Le célèbre juriste qui dirige Teijelo Abogados trouve cela « suspect » et, surtout, recommande qu'en cas d'état d'alerte ou d'urgence, il soit approuvé par une autorité judiciaire et qu'il serve à envoyer les messages d'alerte mais qu'ils soient « neutres » et sans aucune propagande.
« En tout cas, il devrait y avoir des limites, et les gens devraient pouvoir décider de les mettre dans le spam, ou dans les indésirables, ou simplement de ne pas vouloir les recevoir parce que c'est aussi leur droit », souligne-t-il.
Pourrait-il y avoir un excès avec le projet ?
-Bien sûr, c'est une chose de pouvoir transmettre certains messages en cas d'urgence, mais ces messages ne doivent pas avoir de parti pris de la part de l'autorité. Il faut éviter de diffuser des slogans officiels, toute communication officielle du gouvernement est suspecte car il veut toujours apporter de l'eau à son moulin.
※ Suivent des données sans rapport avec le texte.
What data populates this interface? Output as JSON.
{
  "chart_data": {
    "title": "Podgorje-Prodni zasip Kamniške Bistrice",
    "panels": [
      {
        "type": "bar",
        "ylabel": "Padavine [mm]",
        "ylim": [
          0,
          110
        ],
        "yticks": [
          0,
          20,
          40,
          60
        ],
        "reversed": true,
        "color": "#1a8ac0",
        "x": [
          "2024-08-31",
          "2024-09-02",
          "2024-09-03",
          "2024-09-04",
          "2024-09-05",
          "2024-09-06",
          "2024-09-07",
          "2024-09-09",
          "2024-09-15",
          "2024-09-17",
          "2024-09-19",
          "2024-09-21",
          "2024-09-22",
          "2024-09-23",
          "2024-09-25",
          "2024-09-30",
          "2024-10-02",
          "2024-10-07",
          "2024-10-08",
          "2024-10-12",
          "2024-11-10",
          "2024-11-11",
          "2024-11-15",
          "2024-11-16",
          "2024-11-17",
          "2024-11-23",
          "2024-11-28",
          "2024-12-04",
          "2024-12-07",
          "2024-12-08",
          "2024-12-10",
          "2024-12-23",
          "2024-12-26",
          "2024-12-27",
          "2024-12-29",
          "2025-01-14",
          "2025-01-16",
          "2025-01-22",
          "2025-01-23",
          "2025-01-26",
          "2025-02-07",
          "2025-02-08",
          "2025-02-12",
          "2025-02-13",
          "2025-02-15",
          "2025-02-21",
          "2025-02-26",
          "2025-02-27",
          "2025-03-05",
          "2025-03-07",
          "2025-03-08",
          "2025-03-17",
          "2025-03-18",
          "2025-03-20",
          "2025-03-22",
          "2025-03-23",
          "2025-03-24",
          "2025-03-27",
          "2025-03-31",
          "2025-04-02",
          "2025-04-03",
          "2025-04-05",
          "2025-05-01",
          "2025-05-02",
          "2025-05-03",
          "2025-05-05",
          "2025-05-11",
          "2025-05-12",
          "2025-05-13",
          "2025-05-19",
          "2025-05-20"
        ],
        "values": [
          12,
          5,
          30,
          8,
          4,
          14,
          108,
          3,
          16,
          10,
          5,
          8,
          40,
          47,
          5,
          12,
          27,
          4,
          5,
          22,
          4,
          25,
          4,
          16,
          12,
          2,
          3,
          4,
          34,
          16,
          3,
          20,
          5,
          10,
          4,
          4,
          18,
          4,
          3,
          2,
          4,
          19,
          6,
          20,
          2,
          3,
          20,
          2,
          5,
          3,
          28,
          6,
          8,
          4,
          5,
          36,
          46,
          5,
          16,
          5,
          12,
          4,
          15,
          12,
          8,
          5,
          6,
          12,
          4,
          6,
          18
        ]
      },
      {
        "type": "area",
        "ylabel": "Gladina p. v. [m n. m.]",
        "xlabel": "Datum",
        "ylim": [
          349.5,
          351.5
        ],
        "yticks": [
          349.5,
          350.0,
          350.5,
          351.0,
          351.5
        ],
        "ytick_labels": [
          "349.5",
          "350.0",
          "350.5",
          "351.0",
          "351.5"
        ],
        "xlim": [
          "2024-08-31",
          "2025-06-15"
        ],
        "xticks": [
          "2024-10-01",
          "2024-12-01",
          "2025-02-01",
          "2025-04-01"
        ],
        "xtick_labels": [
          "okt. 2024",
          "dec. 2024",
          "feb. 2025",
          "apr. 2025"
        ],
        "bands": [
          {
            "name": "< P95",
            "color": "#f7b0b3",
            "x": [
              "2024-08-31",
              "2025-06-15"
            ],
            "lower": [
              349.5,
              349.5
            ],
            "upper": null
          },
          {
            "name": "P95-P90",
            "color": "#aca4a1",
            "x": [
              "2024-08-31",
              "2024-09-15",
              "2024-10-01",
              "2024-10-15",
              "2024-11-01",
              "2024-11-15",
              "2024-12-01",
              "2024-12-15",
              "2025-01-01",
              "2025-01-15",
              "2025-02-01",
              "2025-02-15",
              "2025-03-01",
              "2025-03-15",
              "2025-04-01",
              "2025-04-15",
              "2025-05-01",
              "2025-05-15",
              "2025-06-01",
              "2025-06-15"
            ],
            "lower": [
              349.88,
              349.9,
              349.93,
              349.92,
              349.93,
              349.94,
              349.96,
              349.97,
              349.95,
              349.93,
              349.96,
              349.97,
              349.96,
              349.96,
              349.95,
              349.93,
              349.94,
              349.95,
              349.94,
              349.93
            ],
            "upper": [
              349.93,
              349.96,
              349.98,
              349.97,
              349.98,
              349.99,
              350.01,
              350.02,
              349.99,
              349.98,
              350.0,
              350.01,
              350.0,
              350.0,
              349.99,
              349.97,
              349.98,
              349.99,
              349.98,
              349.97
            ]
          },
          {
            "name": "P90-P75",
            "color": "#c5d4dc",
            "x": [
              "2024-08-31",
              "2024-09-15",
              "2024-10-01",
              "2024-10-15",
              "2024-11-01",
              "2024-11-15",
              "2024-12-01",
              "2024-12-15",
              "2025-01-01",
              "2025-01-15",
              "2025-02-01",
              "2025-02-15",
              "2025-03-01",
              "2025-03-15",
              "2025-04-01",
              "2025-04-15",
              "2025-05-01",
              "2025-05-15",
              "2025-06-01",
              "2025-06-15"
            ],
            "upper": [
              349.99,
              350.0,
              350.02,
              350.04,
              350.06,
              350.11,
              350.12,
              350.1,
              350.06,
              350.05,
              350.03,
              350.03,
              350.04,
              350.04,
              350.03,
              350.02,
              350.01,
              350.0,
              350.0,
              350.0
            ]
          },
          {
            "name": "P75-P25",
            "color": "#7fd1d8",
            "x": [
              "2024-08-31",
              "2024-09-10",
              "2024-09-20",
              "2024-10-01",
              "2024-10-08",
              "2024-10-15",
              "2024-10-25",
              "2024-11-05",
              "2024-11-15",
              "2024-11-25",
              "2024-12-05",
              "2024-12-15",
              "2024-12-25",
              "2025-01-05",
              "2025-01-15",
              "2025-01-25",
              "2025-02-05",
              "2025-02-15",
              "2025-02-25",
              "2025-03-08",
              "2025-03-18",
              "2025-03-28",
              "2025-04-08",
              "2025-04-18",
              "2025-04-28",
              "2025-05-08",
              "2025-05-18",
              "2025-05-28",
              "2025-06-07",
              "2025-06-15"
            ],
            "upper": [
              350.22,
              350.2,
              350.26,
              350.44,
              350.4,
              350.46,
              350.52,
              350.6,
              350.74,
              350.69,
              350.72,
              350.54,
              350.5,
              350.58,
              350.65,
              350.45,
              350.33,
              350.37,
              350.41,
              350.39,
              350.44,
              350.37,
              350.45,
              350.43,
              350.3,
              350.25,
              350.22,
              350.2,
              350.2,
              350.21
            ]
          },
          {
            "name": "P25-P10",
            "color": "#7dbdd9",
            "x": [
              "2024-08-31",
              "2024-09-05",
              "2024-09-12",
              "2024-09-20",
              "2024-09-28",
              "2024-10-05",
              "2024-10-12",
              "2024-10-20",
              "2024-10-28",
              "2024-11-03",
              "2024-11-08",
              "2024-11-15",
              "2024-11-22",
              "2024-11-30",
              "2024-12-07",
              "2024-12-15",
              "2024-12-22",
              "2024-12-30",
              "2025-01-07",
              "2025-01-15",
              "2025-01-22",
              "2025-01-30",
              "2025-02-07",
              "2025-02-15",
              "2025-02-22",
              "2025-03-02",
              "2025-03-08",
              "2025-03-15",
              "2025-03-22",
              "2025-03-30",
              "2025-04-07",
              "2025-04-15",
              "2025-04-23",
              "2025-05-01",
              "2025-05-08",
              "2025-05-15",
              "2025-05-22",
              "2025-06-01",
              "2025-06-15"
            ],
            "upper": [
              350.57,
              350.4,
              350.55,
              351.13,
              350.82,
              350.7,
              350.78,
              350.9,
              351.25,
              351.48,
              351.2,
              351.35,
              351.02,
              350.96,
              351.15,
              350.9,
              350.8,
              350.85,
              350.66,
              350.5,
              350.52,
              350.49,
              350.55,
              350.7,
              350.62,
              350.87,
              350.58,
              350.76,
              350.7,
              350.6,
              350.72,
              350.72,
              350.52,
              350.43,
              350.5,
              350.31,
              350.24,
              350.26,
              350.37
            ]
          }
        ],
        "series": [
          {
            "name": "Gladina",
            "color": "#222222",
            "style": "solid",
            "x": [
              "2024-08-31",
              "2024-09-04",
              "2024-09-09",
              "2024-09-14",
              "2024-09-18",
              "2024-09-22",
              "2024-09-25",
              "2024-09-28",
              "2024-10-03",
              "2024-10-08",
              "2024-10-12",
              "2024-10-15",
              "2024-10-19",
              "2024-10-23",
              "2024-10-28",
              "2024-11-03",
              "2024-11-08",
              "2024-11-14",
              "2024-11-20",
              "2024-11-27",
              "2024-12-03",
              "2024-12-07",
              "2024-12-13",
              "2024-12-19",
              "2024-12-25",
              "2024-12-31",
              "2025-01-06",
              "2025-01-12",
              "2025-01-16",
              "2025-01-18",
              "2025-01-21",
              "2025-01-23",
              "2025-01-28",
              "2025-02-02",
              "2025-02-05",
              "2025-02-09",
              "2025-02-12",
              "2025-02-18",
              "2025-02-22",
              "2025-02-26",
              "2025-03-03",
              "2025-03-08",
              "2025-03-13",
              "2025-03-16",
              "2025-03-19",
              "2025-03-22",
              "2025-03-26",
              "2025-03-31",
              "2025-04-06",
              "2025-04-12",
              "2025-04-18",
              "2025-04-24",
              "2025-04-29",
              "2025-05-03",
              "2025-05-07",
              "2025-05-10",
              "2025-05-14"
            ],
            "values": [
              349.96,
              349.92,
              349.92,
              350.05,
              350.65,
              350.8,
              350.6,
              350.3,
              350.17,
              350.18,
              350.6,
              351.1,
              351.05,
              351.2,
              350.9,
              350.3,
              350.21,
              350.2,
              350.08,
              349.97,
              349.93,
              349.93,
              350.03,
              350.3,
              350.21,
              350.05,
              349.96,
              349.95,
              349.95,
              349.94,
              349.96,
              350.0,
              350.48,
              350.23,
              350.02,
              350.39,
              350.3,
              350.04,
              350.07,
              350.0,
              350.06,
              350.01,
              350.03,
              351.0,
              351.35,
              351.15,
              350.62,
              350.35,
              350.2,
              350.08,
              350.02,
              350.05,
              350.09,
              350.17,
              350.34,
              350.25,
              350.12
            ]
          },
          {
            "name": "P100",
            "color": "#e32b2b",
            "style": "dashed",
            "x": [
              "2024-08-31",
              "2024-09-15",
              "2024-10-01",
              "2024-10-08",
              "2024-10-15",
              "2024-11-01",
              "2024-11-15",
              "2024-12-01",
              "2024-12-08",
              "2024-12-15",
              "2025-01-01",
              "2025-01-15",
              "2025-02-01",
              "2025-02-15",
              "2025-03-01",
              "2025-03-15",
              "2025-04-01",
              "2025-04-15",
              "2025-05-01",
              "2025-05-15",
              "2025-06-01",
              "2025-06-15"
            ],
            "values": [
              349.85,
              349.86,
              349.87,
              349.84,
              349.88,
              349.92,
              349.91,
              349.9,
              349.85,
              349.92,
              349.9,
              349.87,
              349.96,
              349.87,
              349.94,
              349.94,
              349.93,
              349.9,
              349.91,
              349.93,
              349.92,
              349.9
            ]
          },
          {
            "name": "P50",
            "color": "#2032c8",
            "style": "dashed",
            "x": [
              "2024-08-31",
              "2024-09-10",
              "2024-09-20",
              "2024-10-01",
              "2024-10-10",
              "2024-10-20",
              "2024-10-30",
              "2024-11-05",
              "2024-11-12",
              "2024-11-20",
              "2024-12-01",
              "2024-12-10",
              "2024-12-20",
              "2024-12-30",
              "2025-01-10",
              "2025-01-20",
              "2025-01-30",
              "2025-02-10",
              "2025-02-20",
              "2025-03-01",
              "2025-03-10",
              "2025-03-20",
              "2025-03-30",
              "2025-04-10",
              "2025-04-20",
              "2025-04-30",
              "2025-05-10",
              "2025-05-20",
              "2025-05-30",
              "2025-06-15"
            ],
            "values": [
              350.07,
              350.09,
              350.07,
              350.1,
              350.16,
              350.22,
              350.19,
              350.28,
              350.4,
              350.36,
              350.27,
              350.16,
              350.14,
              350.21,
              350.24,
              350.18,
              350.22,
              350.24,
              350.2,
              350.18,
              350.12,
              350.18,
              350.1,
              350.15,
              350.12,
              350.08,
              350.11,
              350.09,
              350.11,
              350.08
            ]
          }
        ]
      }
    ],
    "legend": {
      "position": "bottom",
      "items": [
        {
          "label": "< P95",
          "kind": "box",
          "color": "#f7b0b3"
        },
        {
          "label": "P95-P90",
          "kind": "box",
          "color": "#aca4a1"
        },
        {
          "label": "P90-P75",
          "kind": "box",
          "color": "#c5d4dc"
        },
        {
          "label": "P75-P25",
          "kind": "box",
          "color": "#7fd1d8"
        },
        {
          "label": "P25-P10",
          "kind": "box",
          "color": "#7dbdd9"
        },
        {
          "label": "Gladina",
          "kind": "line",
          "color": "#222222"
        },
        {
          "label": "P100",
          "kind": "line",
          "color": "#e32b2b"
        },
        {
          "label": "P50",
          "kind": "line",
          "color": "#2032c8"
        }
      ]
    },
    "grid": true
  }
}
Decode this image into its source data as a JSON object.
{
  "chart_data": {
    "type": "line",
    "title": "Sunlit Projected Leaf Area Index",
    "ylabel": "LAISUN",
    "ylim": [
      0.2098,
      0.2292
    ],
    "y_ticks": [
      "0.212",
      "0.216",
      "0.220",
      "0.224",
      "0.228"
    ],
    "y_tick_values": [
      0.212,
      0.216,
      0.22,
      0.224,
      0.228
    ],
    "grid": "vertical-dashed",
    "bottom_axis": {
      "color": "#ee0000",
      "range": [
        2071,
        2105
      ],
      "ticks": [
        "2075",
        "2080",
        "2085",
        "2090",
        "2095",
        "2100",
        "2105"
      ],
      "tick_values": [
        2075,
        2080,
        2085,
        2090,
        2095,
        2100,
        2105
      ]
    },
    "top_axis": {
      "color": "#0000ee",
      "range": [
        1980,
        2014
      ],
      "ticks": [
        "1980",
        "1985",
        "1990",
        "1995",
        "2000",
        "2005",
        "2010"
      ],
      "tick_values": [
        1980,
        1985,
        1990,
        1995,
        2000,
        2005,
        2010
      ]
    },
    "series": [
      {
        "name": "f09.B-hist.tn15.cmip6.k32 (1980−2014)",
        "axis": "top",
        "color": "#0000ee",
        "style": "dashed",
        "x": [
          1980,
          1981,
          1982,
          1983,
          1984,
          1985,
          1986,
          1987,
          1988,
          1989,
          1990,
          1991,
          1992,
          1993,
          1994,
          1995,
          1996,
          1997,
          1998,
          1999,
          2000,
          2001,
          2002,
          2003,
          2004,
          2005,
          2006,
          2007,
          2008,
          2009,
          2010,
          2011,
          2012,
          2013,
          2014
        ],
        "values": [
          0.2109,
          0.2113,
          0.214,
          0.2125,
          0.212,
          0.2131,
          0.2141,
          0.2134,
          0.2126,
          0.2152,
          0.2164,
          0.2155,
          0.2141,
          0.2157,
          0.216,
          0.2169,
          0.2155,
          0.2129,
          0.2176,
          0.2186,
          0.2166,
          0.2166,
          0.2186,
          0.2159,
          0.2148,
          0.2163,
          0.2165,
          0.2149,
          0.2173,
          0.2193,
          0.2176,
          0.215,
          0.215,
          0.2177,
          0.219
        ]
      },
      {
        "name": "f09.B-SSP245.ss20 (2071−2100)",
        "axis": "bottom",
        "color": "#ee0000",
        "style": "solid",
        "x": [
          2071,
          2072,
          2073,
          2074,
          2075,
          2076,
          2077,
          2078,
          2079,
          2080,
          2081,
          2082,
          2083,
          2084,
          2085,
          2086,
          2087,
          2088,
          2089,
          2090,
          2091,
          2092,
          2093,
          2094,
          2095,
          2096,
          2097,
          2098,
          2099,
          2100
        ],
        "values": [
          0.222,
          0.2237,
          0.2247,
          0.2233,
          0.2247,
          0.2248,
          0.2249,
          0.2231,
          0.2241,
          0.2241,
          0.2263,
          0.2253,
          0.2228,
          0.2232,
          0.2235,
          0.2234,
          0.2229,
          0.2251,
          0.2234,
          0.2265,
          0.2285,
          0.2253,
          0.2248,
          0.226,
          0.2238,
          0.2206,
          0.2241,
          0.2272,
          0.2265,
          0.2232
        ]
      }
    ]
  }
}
Et je dis cela de ce gouvernement et de tout autre... nous devons veiller - par tous les moyens - à ce que cette position avantageuse de pouvoir communiquer avec tout le monde ne devienne pas, comme à l'époque de Franco, le communiqué de la Radio Nacional de España qui est obligatoire pour toutes les stations de radio.
Teijelo souligne qu'« en ce moment », la guerre est dans les communications, non seulement en termes de médias mais certainement en termes de contenu, c'est pourquoi il est prioritaire d'éviter tout parti pris et toute manipulation.
Il souligne toutefois qu'en Espagne, certaines écoutes et écoutes téléphoniques sont autorisées depuis un certain temps, comme le SITEL utilisé par la police nationale, la Guardia Civil et le centre national de renseignements ; il s'agit d'un outil informatisé pour les écoutes téléphoniques.
Quant au projet qui permettra d'envoyer des messages au gouvernement par le biais de WhatsApp, Telegram et d'autres applications numériques, Tejeiro affirme que ces entreprises ne sont pas basées en Espagne « donc les interventions doivent être plus artisanales ».
En tout cas, ajoute-t-il avec conviction, « le contrôle passif des communications » est une chose et « l'intervention » en est une autre en termes de contenu et de capacité à envoyer des messages.
« Mais ce n'est pas un problème du gouvernement actuel, le gouvernement PP est celui qui a lancé le système SITEL, tous les gouvernements ont une affection particulière pour le contrôle des communications et de la propagande... tous sont égaux », dit Teijelo.
Le contrôle des masses implique d'influencer leur opinion, ainsi que leur état d'esprit : « En Espagne, jusqu'à il y a deux jours, il y avait deux chaînes de télévision, puis cinq et quatre journaux contrôlés, et quand Internet est arrivé, les gens ont commencé à partager, à lire et à chercher par eux-mêmes ; quelle coïncidence, qu'il y ait maintenant un intérêt à contrôler cette opinion publique... c'est le problème derrière tout cela ».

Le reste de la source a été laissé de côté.